Hello and welcome to the movie blog of author John DeFrank - FilmZ and Guy Sobriquet Malone - Researcher

American Made

American Made -- a Review

[Forenote (feel free to ignore):  A bare quorum of our group made it to American Made. Accompanying me were: Guy S. Malone, Researcher, who is required to attend all films he recommends; Don Swedanya, so traumatized by our recent string of dramatic fare that his acid reflux registers on a seismograph; and Serfing Dude, who has been tenaciously loyal in attending our offerings (perhaps it is his hope that mind-altering herbal remedies might accompany our journeys.]

The good news is that everyone in our group enjoyed and can recommend American Made.  Whatever anyone may think of Tom Cruise personally, the guy makes exciting films, and he gives it all he has in the process.  In his newest film, American Made, the star is still charismatic, and while he is no Brando, he does get into his inch-deep characters.  Most of the time, that means some variation of the All-American boy, but his most interesting films are when he plays against that type.  A personal favorite is Collateral, where his silver-haired sociopathic hit-man Vincent nearly wins over the cab driver (Jamie Foxx) he draws into hauling him from kill to kill.  In Edge of Tomorrow, his first collaboration with director Doug Liman, Cruise leaves the badassery to Emily Blunt as he plays a reluctant (very reluctant) hero.

American Made gives Cruise another shade, a biographical treatment of anti-hero Barry Seal, a TWA pilot who turns in his commercial wings for a private gig after amiable CIA agent Monty "Schafer" (Domhnall Gleeson) discovers his aptitude for both risk-taking and smuggling while flashing an innocent 68-tooth grin.  Monty offers Barry a hot spy plane and sends him off to take aerial photography of the burgeoning Communist guerrilla operations in Central America. Of course, Barry is sworn to secrecy, and his wife Lucy (Sarah Wright), a former fast-food worker, worries at first about the loss of benefits and their plan for a family.  But Barry is so talented that the ever-inventive Monty expands his job description to include gun-smuggling with Barry's side of drug-running.  The money rolls in, Barry's operation builds--as does the danger--and before we know it, Barry is up to his neck in helping build what was to become the Medellin drug cartel and the Iran-Contra affair that almost brought down the Reagan Administration.

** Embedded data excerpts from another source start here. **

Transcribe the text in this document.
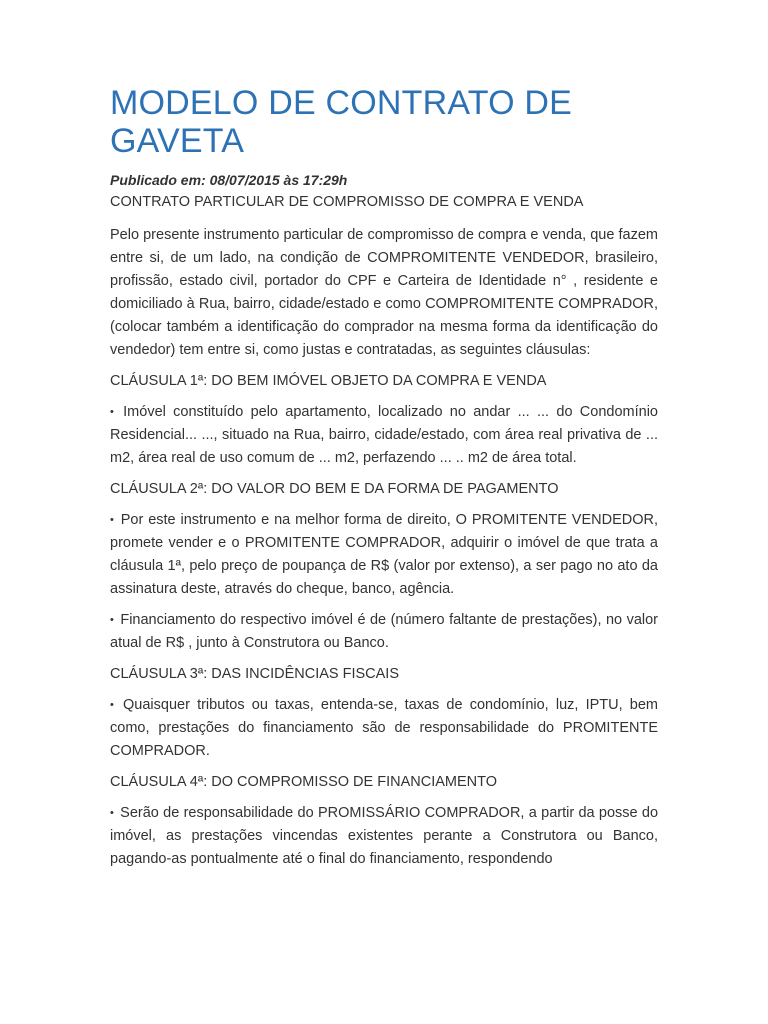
MODELO DE CONTRATO DE GAVETA
Publicado em: 08/07/2015 às 17:29h
CONTRATO PARTICULAR DE COMPROMISSO DE COMPRA E VENDA
Pelo presente instrumento particular de compromisso de compra e venda, que fazem entre si, de um lado, na condição de COMPROMITENTE VENDEDOR, brasileiro, profissão, estado civil, portador do CPF e Carteira de Identidade n° , residente e domiciliado à Rua, bairro, cidade/estado e como COMPROMITENTE COMPRADOR, (colocar também a identificação do comprador na mesma forma da identificação do vendedor) tem entre si, como justas e contratadas, as seguintes cláusulas:
CLÁUSULA 1ª: DO BEM IMÓVEL OBJETO DA COMPRA E VENDA
• Imóvel constituído pelo apartamento, localizado no andar ... ... do Condomínio Residencial... ..., situado na Rua, bairro, cidade/estado, com área real privativa de ... m2, área real de uso comum de ... m2, perfazendo ... .. m2 de área total.
CLÁUSULA 2ª: DO VALOR DO BEM E DA FORMA DE PAGAMENTO
• Por este instrumento e na melhor forma de direito, O PROMITENTE VENDEDOR, promete vender e o PROMITENTE COMPRADOR, adquirir o imóvel de que trata a cláusula 1ª, pelo preço de poupança de R$ (valor por extenso), a ser pago no ato da assinatura deste, através do cheque, banco, agência.
• Financiamento do respectivo imóvel é de (número faltante de prestações), no valor atual de R$ , junto à Construtora ou Banco.
CLÁUSULA 3ª: DAS INCIDÊNCIAS FISCAIS
• Quaisquer tributos ou taxas, entenda-se, taxas de condomínio, luz, IPTU, bem como, prestações do financiamento são de responsabilidade do PROMITENTE COMPRADOR.
CLÁUSULA 4ª: DO COMPROMISSO DE FINANCIAMENTO
• Serão de responsabilidade do PROMISSÁRIO COMPRADOR, a partir da posse do imóvel, as prestações vincendas existentes perante a Construtora ou Banco, pagando-as pontualmente até o final do financiamento, respondendo
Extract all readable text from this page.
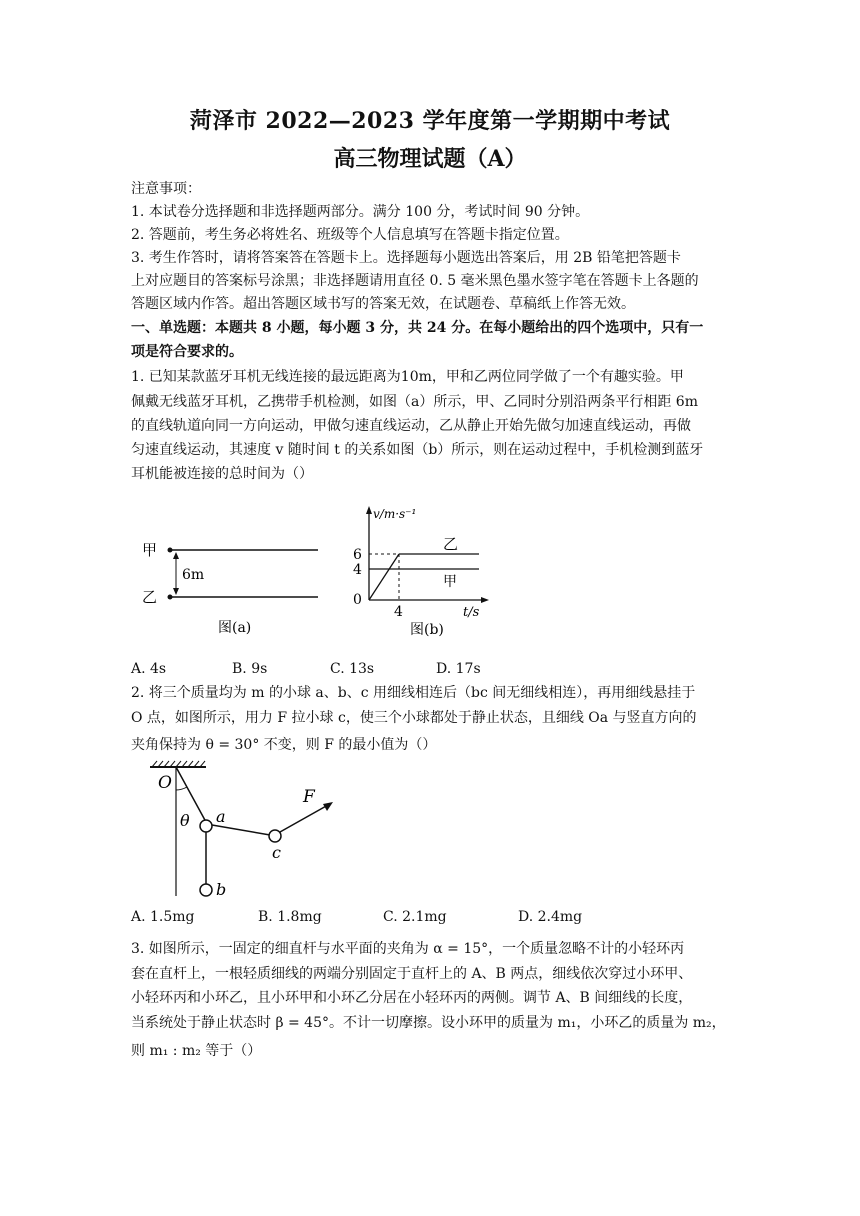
菏泽市 2022—2023 学年度第一学期期中考试
高三物理试题（A）
注意事项：
1. 本试卷分选择题和非选择题两部分。满分 100 分，考试时间 90 分钟。
2. 答题前，考生务必将姓名、班级等个人信息填写在答题卡指定位置。
3. 考生作答时，请将答案答在答题卡上。选择题每小题选出答案后，用 2B 铅笔把答题卡
上对应题目的答案标号涂黑；非选择题请用直径 0. 5 毫米黑色墨水签字笔在答题卡上各题的
答题区域内作答。超出答题区域书写的答案无效，在试题卷、草稿纸上作答无效。
一、单选题：本题共 8 小题，每小题 3 分，共 24 分。在每小题给出的四个选项中，只有一
项是符合要求的。
1. 已知某款蓝牙耳机无线连接的最远距离为10m，甲和乙两位同学做了一个有趣实验。甲
佩戴无线蓝牙耳机，乙携带手机检测，如图（a）所示，甲、乙同时分别沿两条平行相距 6m
的直线轨道向同一方向运动，甲做匀速直线运动，乙从静止开始先做匀加速直线运动，再做
匀速直线运动，其速度 v 随时间 t 的关系如图（b）所示，则在运动过程中，手机检测到蓝牙
耳机能被连接的总时间为（）
甲
乙
6m
图(a)
v/m·s⁻¹
6
4
0
4	t/s
乙
甲
图(b)
A. 4s	B. 9s	C. 13s	D. 17s
2. 将三个质量均为 m 的小球 a、b、c 用细线相连后（bc 间无细线相连），再用细线悬挂于
O 点，如图所示，用力 F 拉小球 c，使三个小球都处于静止状态，且细线 Oa 与竖直方向的
夹角保持为 θ = 30° 不变，则 F 的最小值为（）
O
θ a
b
c
F
A. 1.5mg	B. 1.8mg	C. 2.1mg	D. 2.4mg
3. 如图所示，一固定的细直杆与水平面的夹角为 α = 15°，一个质量忽略不计的小轻环丙
套在直杆上，一根轻质细线的两端分别固定于直杆上的 A、B 两点，细线依次穿过小环甲、
小轻环丙和小环乙，且小环甲和小环乙分居在小轻环丙的两侧。调节 A、B 间细线的长度，
当系统处于静止状态时 β = 45°。不计一切摩擦。设小环甲的质量为 m₁，小环乙的质量为 m₂，
则 m₁ : m₂ 等于（）
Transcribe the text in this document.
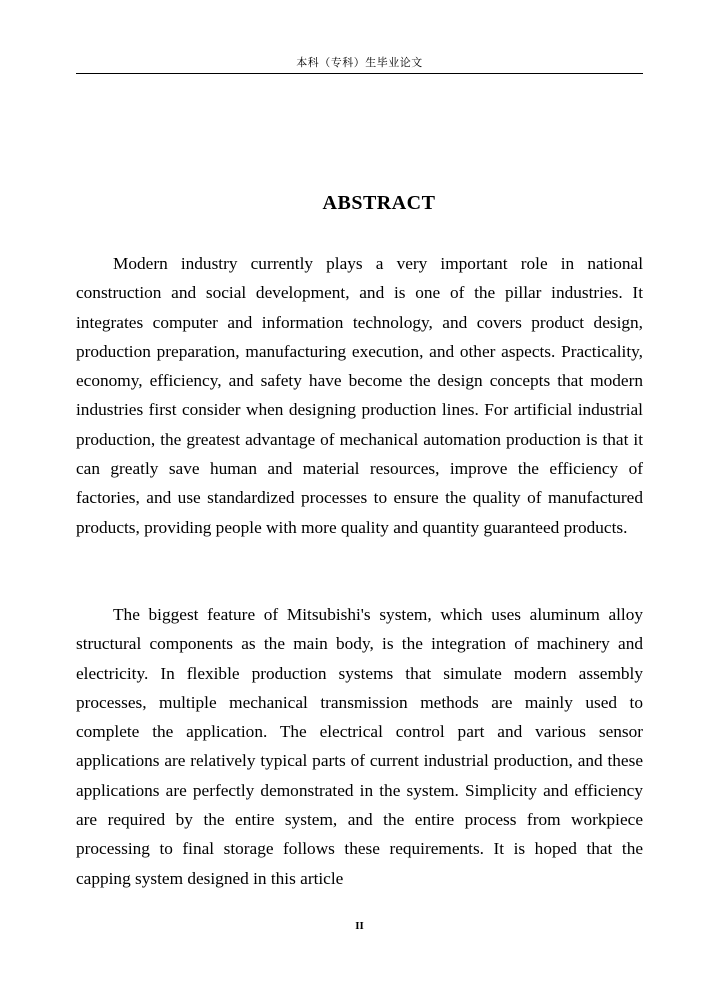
本科（专科）生毕业论文
ABSTRACT

Modern industry currently plays a very important role in national construction and social development, and is one of the pillar industries. It integrates computer and information technology, and covers product design, production preparation, manufacturing execution, and other aspects. Practicality, economy, efficiency, and safety have become the design concepts that modern industries first consider when designing production lines. For artificial industrial production, the greatest advantage of mechanical automation production is that it can greatly save human and material resources, improve the efficiency of factories, and use standardized processes to ensure the quality of manufactured products, providing people with more quality and quantity guaranteed products.

The biggest feature of Mitsubishi's system, which uses aluminum alloy structural components as the main body, is the integration of machinery and electricity. In flexible production systems that simulate modern assembly processes, multiple mechanical transmission methods are mainly used to complete the application. The electrical control part and various sensor applications are relatively typical parts of current industrial production, and these applications are perfectly demonstrated in the system. Simplicity and efficiency are required by the entire system, and the entire process from workpiece processing to final storage follows these requirements. It is hoped that the capping system designed in this article

II
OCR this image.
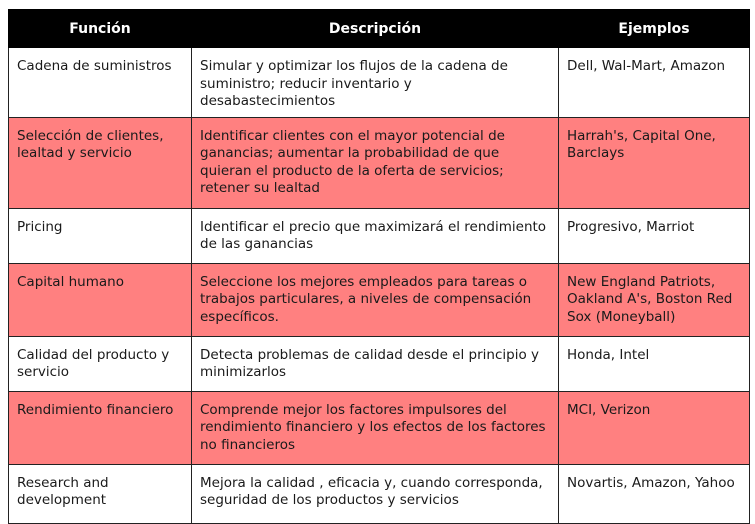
Función	Descripción	Ejemplos
Cadena de suministros	Simular y optimizar los flujos de la cadena de suministro; reducir inventario y desabastecimientos	Dell, Wal-Mart, Amazon
Selección de clientes, lealtad y servicio	Identificar clientes con el mayor potencial de ganancias; aumentar la probabilidad de que quieran el producto de la oferta de servicios; retener su lealtad	Harrah's, Capital One, Barclays
Pricing	Identificar el precio que maximizará el rendimiento de las ganancias	Progresivo, Marriot
Capital humano	Seleccione los mejores empleados para tareas o trabajos particulares, a niveles de compensación específicos.	New England Patriots, Oakland A's, Boston Red Sox (Moneyball)
Calidad del producto y servicio	Detecta problemas de calidad desde el principio y minimizarlos	Honda, Intel
Rendimiento financiero	Comprende mejor los factores impulsores del rendimiento financiero y los efectos de los factores no financieros	MCI, Verizon
Research and development	Mejora la calidad , eficacia y, cuando corresponda, seguridad de los productos y servicios	Novartis, Amazon, Yahoo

Barry Seal's story has been told before, most notably in the 1991 Dennis Hopper TV movie drama Doublecrossed, but despite the political weight and dire consequences inherent, American Made goes for a lighter touch.  While Gary Spinelli's screenplay gets a bit cute and convoluted at times, action film artist Doug Liman (Bourne trilogy, Edge of Tomorrow) directs it with high pace and panache, giving nods to the light-hearted larceny of American Hustle (down to the quote, "Some of this actually happened") and the amusing explanatory tangents of The Big Short.  Although American Made doesn't quite reach the level of those two films, it definitely belongs in their company as a satire of modern American Machiavellian political fiascos.

Domhnall Gleeson nearly steals the show as Monty, the amiable CIA agent who invents and operationalizes Wile E. Coyote schemes.  Also notable are Sarah Wright, whose Lucy gives willful ignorance a seductive touch; Caleb Landry Jones as JB, Lucy's vindictive loser of a brother, who is sure to rattle Barry's house of cards; and Jessie Plemons as Sheriff Downing, who balks at investigating the many shady dealings because of the riches being showered in his small town.  American Made makes an entertaining appetizer leading into the awards season buffet.